China ends the corona quarantine upon entry

After almost three years, China will open up to the world again from January 8, 2023. The zero-Covid policy should finally be history. But tourism is not planned for the time being.

International air travel in China this year is 96 percent below 2019 levels.

Ng Han Guan / AP

The Chinese government announced the extensive opening of the national border late Monday evening announced. From January 8, 2023, there will no longer be any quarantine for those entering the country. All that is then necessary is a negative Covid 19 test within 48 hours before departure. An eight-day quarantine still applies to all travelers. It was three weeks until June, in some cities even longer.

China’s borders have been largely closed since March 2020, when the World Health Organization declared the corona epidemic a pandemic. Chinese do not receive new passports and are only allowed to leave the country to work or study. Valid visas for foreigners were cancelled, new ones were only issued to a very limited extent for working or studying. Many expats who once worked or studied in China remain stranded abroad.

96 percent fewer international flights

The abolition of the entry quarantine does not mean an immediate return to normality. Furthermore, there are hardly any international flights. This year it is 96 percent less than in the pandemic-free year 2019, reports the data company Variflight. From Switzerland there is currently no direct flight to mainland Chinaonly one to Hong Kong.

However, the major Chinese airlines have announced in recent weeks that they will resume international routes and open new ones. China Southern, for example, also wants Shanghai in the future fly to Frankfurt and Paris. At the request of the NZZ, Swiss announced on Tuesday that it would only fly pure cargo connections to Shanghai and Beijing from Zurich until further notice. “It is important for Swiss to be able to carry out any passenger flights in the long term with the necessary operational stability.”

China’s national health commission has removed an important hurdle to resuming international flights.

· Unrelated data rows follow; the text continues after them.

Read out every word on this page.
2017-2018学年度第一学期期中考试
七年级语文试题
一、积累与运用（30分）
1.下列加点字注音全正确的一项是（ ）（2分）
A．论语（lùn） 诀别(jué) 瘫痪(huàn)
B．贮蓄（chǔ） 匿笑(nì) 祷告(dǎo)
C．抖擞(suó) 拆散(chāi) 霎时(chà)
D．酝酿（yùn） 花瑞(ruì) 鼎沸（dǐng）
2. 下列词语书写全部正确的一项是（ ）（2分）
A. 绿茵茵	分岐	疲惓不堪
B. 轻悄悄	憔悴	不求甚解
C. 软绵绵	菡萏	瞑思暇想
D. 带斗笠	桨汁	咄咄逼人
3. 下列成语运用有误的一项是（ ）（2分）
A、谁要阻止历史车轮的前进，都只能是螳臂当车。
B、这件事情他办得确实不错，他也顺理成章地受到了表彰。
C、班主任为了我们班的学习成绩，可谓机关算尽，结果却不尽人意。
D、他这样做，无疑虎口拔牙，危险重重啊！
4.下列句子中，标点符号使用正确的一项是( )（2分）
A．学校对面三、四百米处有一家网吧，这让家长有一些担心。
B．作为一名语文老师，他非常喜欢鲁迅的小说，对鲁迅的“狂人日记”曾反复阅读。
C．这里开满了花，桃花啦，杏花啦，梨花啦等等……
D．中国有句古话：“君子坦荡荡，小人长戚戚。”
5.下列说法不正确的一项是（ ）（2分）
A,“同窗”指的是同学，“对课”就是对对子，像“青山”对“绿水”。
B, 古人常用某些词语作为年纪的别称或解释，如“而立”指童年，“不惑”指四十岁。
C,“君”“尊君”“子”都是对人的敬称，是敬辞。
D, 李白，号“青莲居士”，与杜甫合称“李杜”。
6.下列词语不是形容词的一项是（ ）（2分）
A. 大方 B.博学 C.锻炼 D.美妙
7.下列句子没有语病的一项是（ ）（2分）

For example, flight connections on which there were at least five people infected with Covid 19 on a plane should no longer be temporarily suspended in the future. The issuing of visas for foreigners is also to be explicitly “optimized”. However, tourism is not mentioned among the reasons for travel, only work, study and family reunification.

For the Chinese, international travel opportunities are even more uncertain. The National Health Commission only mentions them in a vague sentence in Monday’s regulation. According to this, the departure of Chinese citizens will be “properly resumed”, but only in accordance with the international pandemic situation and the “capacity to guarantee services”. The government of the Hong Kong Special Administrative Region had previously announced that the border with mainland China would be opened from mid-January.

Japan tests Chinese travelers

Chinese travel portals reported a surge in search queries after Beijing’s new rules were announced. China’s main stock index CSI 300 rose on Tuesday by more than one percent, but remained close to the low for the year at the end of October. Japan meanwhile announced that all travelers from China will be tested for Covid-19 – and if they test positive quarantined for seven days.

The extensive opening of the Chinese border should fuel the discussion about possible new virus variants from China. Some experts had previously warned of this possibility, but others predicted that new variants will most likely be milder than previous variants. The corona virus has been spreading rapidly in China since the surprising end of “zero Covid” on December 7th. In a leaked internal estimate, the National Health Commission assumed 248 million infections in the first twenty days of December.

The government justifies the extensive opening of the border with the fact that the virus is becoming less and less dangerous. Asymptomatic infections and mild cases accounted for more than 90 percent of cases, while severe and fatal courses are extremely rare, according to the regulation. China has not reported a single Covid 19 death in the past few days due to a very narrow definition, but the data company Airfinity assumes more than 5,000 Covid 19 deaths every day.

Fewer corona tests in hospitals

Beijing officially downgrades Covid-19 from “pneumonia” to “infection”. In the same way, the control measures are reduced from category A to category B. Infected people should no longer be isolated, contacts should no longer be traced, and infected areas should no longer be declared risk areas. Even in hospitals, corona tests should no longer be carried out on all patients and employees.

Nevertheless, the government is calling on all subordinate administrative levels to monitor the infection process in the population and in “key institutions”. How this is to be done largely without tests and other data is unclear. Despite all the easing, Beijing is also explicitly calling for crowds and freedom of movement to be restricted in order to curb the exploding number of infections.

Although the unprepared end of the zero-Covid policy is causing hospitals and crematoria to be overwhelmed in many places, and even simple medicines such as ibuprofen are scarcely available, the government continues to celebrate its fight against the pandemic as the best in the world. China has created a miracle of prevention and control in “the history of the human fight against disease,” according to Monday’s regulation. As is usual in China, the first guiding principle is the ideas of party and state leader Xi Jinping on “socialism with Chinese characteristics for the new era”.